L’épreuve de la normalisation
Tout ce qui est atteint est détruit. La formule de Montherlant n’est pas nouvelle et illustre les difficultés rencontrées par ces succès prématurés. C’est en touchant à la réussite que les ennuis ont surgi. En se constituant en tant que grandes rédactions traditionnelles, la transition a été difficile aussi bien sur le fond que sur la forme. Sur le fond, Vice France - comme tant d’autres - a grandi, et a grandi vite ; cette forte croissance intervenait à une époque où la définition de modèles économiques pour les médias du web était encore balbutiante. Aujourd’hui, nombre de médias de la sphère internet sont d’abord pensés à l’aune de leur viabilité économique (pré-abonnement, levée de fonds...) avant de proposer un contenu, innovant ou non, sur le web.
Sur la forme, ce journalisme écrit aux accents gonzo a semble-t-il peiné à rencontrer et séduire les nouveaux internautes. Les articles truculents de ces médias qui empruntaient aux codes d’une génération biberonnée aux débuts de Facebook et Twitter ont vieilli avec cette génération. C’est sur ces plateformes que se sont fait connaitre ces sites et qu’ils sont devenus des références pour une jeunesse qui ne se reconnaissait pas dans le traitement traditionnel de l’information.
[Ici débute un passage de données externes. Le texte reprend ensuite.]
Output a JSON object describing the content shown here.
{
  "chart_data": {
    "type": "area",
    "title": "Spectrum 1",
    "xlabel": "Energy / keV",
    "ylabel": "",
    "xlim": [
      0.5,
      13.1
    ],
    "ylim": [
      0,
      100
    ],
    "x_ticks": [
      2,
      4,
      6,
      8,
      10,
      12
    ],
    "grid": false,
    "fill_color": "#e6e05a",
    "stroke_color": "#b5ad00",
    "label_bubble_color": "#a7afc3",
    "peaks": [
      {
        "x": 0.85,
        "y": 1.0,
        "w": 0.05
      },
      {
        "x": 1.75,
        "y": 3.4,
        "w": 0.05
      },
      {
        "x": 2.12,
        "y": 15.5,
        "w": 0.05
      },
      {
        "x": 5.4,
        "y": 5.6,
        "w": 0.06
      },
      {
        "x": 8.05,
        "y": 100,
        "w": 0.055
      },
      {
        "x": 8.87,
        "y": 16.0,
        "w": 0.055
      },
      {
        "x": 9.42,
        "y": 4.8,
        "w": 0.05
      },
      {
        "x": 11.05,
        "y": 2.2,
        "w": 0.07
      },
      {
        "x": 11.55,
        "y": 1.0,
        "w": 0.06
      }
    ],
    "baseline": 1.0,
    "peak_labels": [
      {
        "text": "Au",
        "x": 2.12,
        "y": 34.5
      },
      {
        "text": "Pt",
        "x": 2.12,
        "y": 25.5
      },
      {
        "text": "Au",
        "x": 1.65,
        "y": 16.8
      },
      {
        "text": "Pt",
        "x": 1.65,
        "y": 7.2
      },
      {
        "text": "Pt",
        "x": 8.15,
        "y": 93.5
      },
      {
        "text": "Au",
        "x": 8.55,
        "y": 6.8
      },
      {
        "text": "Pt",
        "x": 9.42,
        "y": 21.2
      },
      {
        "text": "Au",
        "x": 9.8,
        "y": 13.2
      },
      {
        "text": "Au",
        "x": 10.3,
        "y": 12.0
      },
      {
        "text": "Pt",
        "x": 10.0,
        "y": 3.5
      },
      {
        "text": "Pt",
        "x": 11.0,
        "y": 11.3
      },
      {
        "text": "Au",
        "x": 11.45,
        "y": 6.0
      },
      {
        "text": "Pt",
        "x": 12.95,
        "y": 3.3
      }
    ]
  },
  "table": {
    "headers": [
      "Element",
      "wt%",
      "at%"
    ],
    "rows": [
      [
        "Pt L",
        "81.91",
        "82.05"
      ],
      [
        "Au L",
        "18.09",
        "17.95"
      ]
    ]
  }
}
La transformation de ces réseaux sociaux a porté le coup de grâce à ces médias en faisant émerger de nouvelles figures, directement intégrées aux plateformes et plus proches de nouveaux usages en vogue.
Du «m’as-tu lu» au «m’as-tu vu»
Regis Debray le prophétisait déjà dans son essai de 1980 Le Pouvoir intellectuel en France : les médias sont systématiquement tentés de passer du journalisme «m’as-tu lu» au «m’as-tu vu». Les médias alternatifs - tout comme les réseaux sociaux - n’ont pas fait exception à cette règle. Facebook et Twitter, réseaux sociaux du texte, sont aujourd’hui supplantés par TikTok, Twitch ou encore YouTube, plateformes dédiées à l’image. Les nouveaux médias entièrement tournés vers la vidéo, live ou enregistrée, tels Hugo Décrypte ou Popcorn, sont aujourd’hui légions et connaissent un succès populaire indéniable auprès des jeunes générations.
Au-delà de cette mise en cohérence avec les goûts d’une époque, la pleine intégration de ces médias et journalistes directement dans les plateformes et applications sociales explique ce plébiscite d’une génération désormais captive de ces quelques applications phares. Correspondre pleinement aux tendances du temps en matière médiatique, on le voit, est un pari risqué et éphémère. La maxime populaire le rappelle, en bien des domaines : «être dans le vent est une ambition de feuille morte.»